In the Rio Grande Valley, a couple found themselves in cuffs this Tuesday on charges of selling a margay cub and attempting to sell a jaguar cub.
U.S. Attorney Alamdar S. Hamdani delivered the announcement on Wednesday, revealing the names of the accused as Rafeal Gutierrez-Galvan, 29, and Deyanira Garza, 28. The duo made their initial appearance in federal court the same day, facing allegations tied to the illegal sale of "protected wildlife" – a groundbreaking case, being the first under The Big Cat Act, which became law in December 2022.
According to the criminal complaint, Gutierrez-Galvan conducted the sale of a margay cub for $7,500 on August 24 in a parking lot adjacent to an Academy Sports and Outdoors store. He then allegedly attempted to sell a jaguar cub to the same party on September 26, directing his wife, Garza, to transport a cash case from their home.

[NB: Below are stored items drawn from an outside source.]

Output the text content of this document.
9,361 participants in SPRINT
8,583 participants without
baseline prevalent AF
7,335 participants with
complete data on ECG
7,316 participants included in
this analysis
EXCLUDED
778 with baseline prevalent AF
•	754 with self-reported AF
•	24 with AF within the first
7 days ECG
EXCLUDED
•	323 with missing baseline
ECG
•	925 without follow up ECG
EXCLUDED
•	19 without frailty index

However, law enforcement intercepted Garza during transit, discovering the money during a traffic stop.
Both animals were subsequently recovered as part of the investigation.
The couple lacked the necessary permits to buy, sell, trade or transport exotic creatures like margays and jaguars. If convicted, they could each face a maximum of five years in federal prison and a $20,000 fine.
The Big Cat Act was enacted to curtail private ownership of big cats and prohibit public contact with them, while the Endangered Species Act further restricts the trade and transportation of threatened and endangered species, including jaguars.
The investigation, led by the Fish and Wildlife Service and Homeland Security Investigations, received support from Texas Parks and Wildlife, the Houston and San Antonio Zoos, with Assistant U.S. Attorney Devin V. Walker prosecuting the case.